Halalisa Singers -- Bound for Glory: Songs of the Journey
January 23, 2010
The 28+ voices of Lexington’s Halalisa Singers take listeners on a tour of music from around the world in “Bound for Glory: Songs of the Journey.” The vocal group’s winter concert taps into the universal dream of travel, both literal and figurative. Artistic Director Mary Cunningham Neumann conducts classic inspirational pieces including “Guide My Feet,” “Follow the Drinking Gourd,” “The Glory Train,” and Sweet Honey in the Rock’s Ysaye Barnwell’s arrangements of spirituals. A snappy version of Billy Strayhorn’s jazz classic “Take the A Train,” the sizzling Cuban number “Son de la Loma,” and the Zimbabwe greeting “Sorida” are representative of the chorus’s range, and its commitment to presenting music from around the globe. The concert also includes popular Korean folk song “Arirang,” a playful rendition of the Israeli number “Simona Mi Dimona” arranged by the Zamir Chorale’s Joshua Jacobson, and “Song for the Mira,” Allister McGillivray’s homage to Cape Breton waters.

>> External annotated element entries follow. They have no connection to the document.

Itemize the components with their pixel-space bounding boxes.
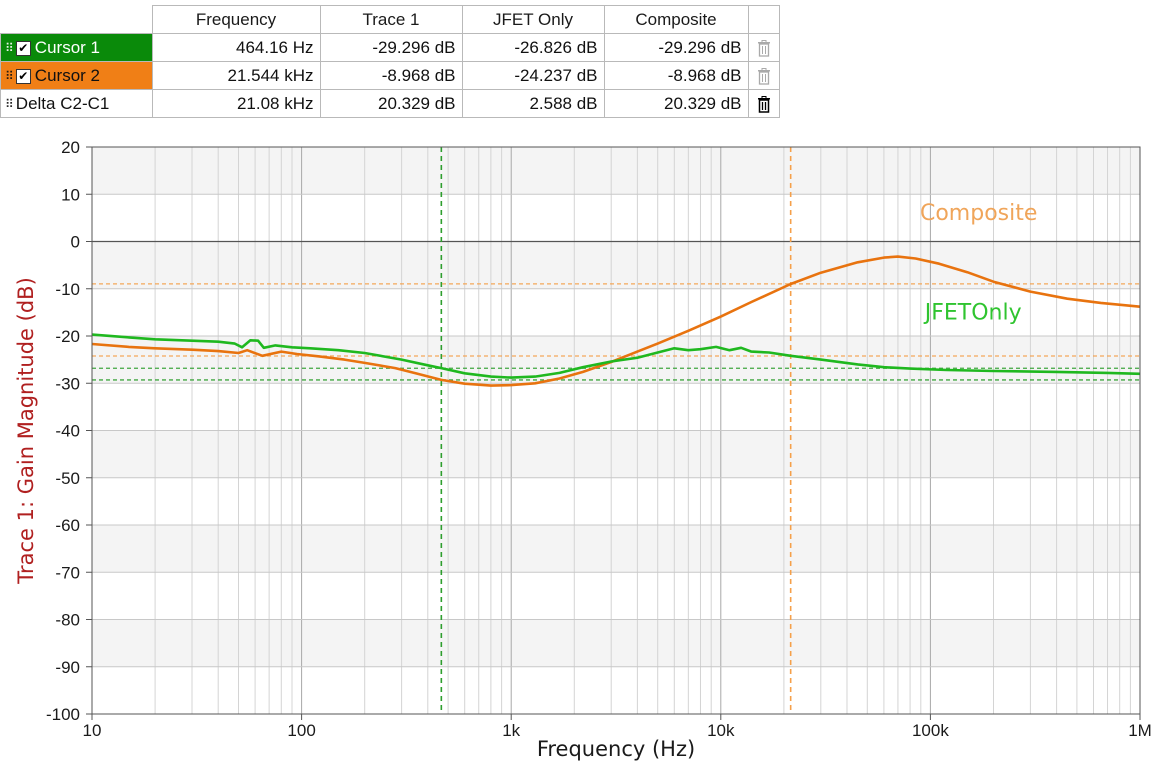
plot-band [92, 383, 1140, 431]
cursor-1-trace1: -29.296 dB [319, 33, 463, 62]
header-blank [0, 5, 153, 34]
y-tick-label: -70 [55, 563, 80, 582]
cursor-row-1[interactable]: ⠿ ✔ Cursor 1 464.16 Hz -29.296 dB -26.826 … [0, 33, 780, 62]
cursor-2-checkbox[interactable]: ✔ [15, 68, 31, 84]
x-axis-title: Frequency (Hz) [537, 737, 695, 761]
plot-bands [92, 147, 1140, 714]
series-label-jfetonly: JFETOnly [923, 300, 1022, 325]
x-tick-label: 10k [707, 721, 735, 740]
plot-band [92, 666, 1140, 714]
series-lines [91, 255, 1141, 387]
cursor-2-trace1: -8.968 dB [319, 61, 463, 90]
y-tick-label: -80 [55, 611, 80, 630]
cursor-1-name: Cursor 1 [34, 37, 100, 57]
delta-name-cell[interactable]: ⠿ Delta C2-C1 [0, 89, 153, 118]
delta-jfet: 2.588 dB [461, 89, 605, 118]
y-tick-label: -30 [55, 374, 80, 393]
x-tick-label: 100k [912, 721, 949, 740]
cursor-table: Frequency Trace 1 JFET Only Composite ⠿ ✔… [0, 5, 780, 118]
delta-delete-button[interactable] [747, 89, 780, 118]
delta-trace1: 20.329 dB [319, 89, 463, 118]
delta-frequency: 21.08 kHz [151, 89, 321, 118]
cursor-2-frequency: 21.544 kHz [151, 61, 321, 90]
plot-band [92, 430, 1140, 478]
series-labels: Composite JFETOnly [920, 201, 1037, 326]
header-frequency[interactable]: Frequency [151, 5, 321, 34]
x-tick-label: 1k [502, 721, 520, 740]
series-line-composite [91, 255, 1141, 387]
trash-icon [757, 39, 770, 57]
trash-icon [757, 95, 770, 113]
delta-name: Delta C2-C1 [15, 93, 110, 113]
plot-band [92, 477, 1140, 525]
cursor-1-frequency: 464.16 Hz [151, 33, 321, 62]
y-tick-label: -20 [55, 327, 80, 346]
plot-band [92, 194, 1140, 242]
y-tick-label: -50 [55, 469, 80, 488]
plot-band [92, 572, 1140, 620]
plot-band [92, 619, 1140, 667]
y-tick-label: 20 [61, 138, 80, 157]
cursor-table-header: Frequency Trace 1 JFET Only Composite [0, 5, 780, 34]
cursor-row-delta[interactable]: ⠿ Delta C2-C1 21.08 kHz 20.329 dB 2.588 d… [0, 89, 780, 118]
cursor-1-name-cell[interactable]: ⠿ ✔ Cursor 1 [0, 33, 153, 62]
y-tick-label: -60 [55, 516, 80, 535]
delta-composite: 20.329 dB [603, 89, 749, 118]
x-tick-label: 10 [83, 721, 102, 740]
y-axis-title: Trace 1: Gain Magnitude (dB) [14, 277, 38, 585]
trash-icon [757, 67, 770, 85]
x-tick-label: 100 [287, 721, 315, 740]
header-trace1[interactable]: Trace 1 [319, 5, 463, 34]
plot-band [92, 241, 1140, 289]
y-tick-label: -10 [55, 280, 80, 299]
cursor-1-composite: -29.296 dB [603, 33, 749, 62]
cursor-lines[interactable] [92, 147, 1140, 714]
header-composite[interactable]: Composite [603, 5, 749, 34]
y-tick-label: 0 [71, 233, 80, 252]
cursor-2-name: Cursor 2 [34, 65, 100, 85]
y-tick-label: -40 [55, 422, 80, 441]
drag-grip-icon[interactable]: ⠿ [5, 41, 14, 56]
cursor-row-2[interactable]: ⠿ ✔ Cursor 2 21.544 kHz -8.968 dB -24.237 … [0, 61, 780, 90]
cursor-2-jfet: -24.237 dB [461, 61, 605, 90]
y-tick-label: -100 [46, 705, 80, 724]
x-tick-labels: 10 100 1k 10k 100k 1M [83, 714, 1152, 740]
series-line-jfetonly [91, 333, 1141, 379]
y-tick-labels: 20 10 0 -10 -20 -30 -40 -50 -60 -70 -80 -90 -100 [46, 138, 92, 724]
cursor-2-name-cell[interactable]: ⠿ ✔ Cursor 2 [0, 61, 153, 90]
header-delete [747, 5, 780, 34]
plot-band [92, 525, 1140, 573]
series-label-composite: Composite [920, 201, 1037, 226]
drag-grip-icon[interactable]: ⠿ [5, 69, 14, 84]
cursor-2-composite: -8.968 dB [603, 61, 749, 90]
cursor-2-delete-button[interactable] [747, 61, 780, 90]
y-tick-label: -90 [55, 658, 80, 677]
plot-band [92, 288, 1140, 336]
drag-grip-icon[interactable]: ⠿ [5, 97, 14, 112]
y-tick-label: 10 [61, 185, 80, 204]
plot-band [92, 147, 1140, 195]
cursor-1-checkbox[interactable]: ✔ [15, 40, 31, 56]
header-jfet[interactable]: JFET Only [461, 5, 605, 34]
cursor-1-delete-button[interactable] [747, 33, 780, 62]
x-tick-label: 1M [1128, 721, 1152, 740]
cursor-1-jfet: -26.826 dB [461, 33, 605, 62]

Rounding out the program are the sea chantey “I’m Bound Away,” “The Wayfaring Stranger” from the Sacred Harp, traditional South African and anti-Apartheid songs, and a poignant version of James Taylor’s “That Lonesome Road.” Joining the singers will be pianist Alla Vishnevetsky, percussionist Bertram Lehmann, and oboeist Kristin Fleischmann-Rose. The Halalisa Singers, formed in 1993 by renowned songleader and Mystic Chorale director Nick Page, are the greater Boston area’s premier world music ensemble. Halalisa is the Zulu word for “celebration”, and in that spirit, the Halalisa repertoire includes African, Latin, Spiritual, Jewish, Folk and Jazz music. A diverse group of men and women, The Halalisa Singers are inspired by the belief that music is a universal language with the power to uplift and unite us all. Under the leadership of Artistic Director Mary Cunningham Neumann, this Lexington-based vocal ensemble is now in its fifteenth year offering performances in the Boston area.